Variations & Substitutions
- Gluten-Free: Substitute the all-purpose flour with a gluten-free all-purpose blend.
- Dairy-Free: Use a plant-based margarine substitute.
- Nut-Free: Omit the nuts or substitute with seeds, such as sunflower or pumpkin seeds.
- Spice It Up: Add 1 teaspoon of ground cinnamon, nutmeg, or cardamom to the dough for a warm, spiced flavor.
- Chocolate Chip Oatmeal Cookies: Replace 1/2 cup of the raisins with chocolate chips.
- Cranberry Oatmeal Cookies: Replace the raisins with dried cranberries.
- Citrus Zest: Add the zest of one orange or lemon to the dough for a bright, citrusy flavor.
FAQs (Frequently Asked Questions)
Q: Can I use quick-cooking oats instead of old-fashioned oats?
A: Yes, you can substitute quick-cooking oats. The cookies will be slightly softer and less chewy.
Q: How long can I store the cookie dough in the refrigerator?
A: You can store the cookie dough in the refrigerator for up to 3 days. After that, it’s best to freeze it.
Q: Can I bake the cookies directly from frozen?
A: Yes, you can bake the cookies directly from frozen. However, you may need to add a few extra minutes to the baking time.
Q: What is the best way to prevent the cookies from spreading too much?

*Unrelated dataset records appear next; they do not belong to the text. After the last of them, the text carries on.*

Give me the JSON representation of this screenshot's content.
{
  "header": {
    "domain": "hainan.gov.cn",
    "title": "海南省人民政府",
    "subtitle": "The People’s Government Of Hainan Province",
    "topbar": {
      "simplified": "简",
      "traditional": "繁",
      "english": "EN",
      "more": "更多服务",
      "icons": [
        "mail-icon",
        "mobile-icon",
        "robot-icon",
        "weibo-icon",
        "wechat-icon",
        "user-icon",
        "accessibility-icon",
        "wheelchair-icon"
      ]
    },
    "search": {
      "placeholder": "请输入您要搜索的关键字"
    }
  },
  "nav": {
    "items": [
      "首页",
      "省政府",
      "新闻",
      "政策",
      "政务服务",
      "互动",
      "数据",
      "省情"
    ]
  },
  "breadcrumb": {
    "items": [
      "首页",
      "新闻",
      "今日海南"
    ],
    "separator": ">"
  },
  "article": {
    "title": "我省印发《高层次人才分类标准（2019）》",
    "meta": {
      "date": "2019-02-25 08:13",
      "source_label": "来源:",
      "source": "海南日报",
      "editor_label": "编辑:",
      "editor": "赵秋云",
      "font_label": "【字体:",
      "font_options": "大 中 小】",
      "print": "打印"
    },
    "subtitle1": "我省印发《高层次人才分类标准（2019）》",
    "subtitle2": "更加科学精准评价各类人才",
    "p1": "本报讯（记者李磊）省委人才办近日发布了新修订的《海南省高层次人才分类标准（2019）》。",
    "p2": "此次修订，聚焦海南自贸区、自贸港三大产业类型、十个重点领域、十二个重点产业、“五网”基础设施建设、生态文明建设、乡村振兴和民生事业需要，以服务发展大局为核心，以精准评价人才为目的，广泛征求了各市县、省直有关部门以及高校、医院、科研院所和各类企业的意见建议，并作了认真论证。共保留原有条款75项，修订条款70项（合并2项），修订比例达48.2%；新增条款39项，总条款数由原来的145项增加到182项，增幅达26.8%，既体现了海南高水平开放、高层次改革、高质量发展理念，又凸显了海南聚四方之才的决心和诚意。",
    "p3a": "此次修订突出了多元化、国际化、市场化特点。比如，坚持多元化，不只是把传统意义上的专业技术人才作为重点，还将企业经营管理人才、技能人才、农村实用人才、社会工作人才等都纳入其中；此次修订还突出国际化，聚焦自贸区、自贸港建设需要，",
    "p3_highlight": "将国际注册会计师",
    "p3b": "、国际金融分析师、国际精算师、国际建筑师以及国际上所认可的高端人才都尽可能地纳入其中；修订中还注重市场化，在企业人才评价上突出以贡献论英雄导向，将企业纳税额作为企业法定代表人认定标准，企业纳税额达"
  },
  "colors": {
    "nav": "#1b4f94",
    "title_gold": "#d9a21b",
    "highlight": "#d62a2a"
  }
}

A: Make sure the margarine is not too soft and that you chill the dough thoroughly before slicing and baking.
Q: Can I add other dried fruits besides raisins?
A: Absolutely! Dried cranberries, chopped dates, or dried cherries would all be delicious additions.
Final Thoughts
These Amish Oatmeal Cookies are more than just a recipe; they’re a connection to a simpler time, a taste of home, and a reminder of the joy of sharing good food with loved ones. I encourage you to try this recipe and experience the comfort and satisfaction of baking these classic cookies. Feel free to experiment with different variations and make them your own. And don’t forget to share your creations and feedback – I’d love to hear how they turned out!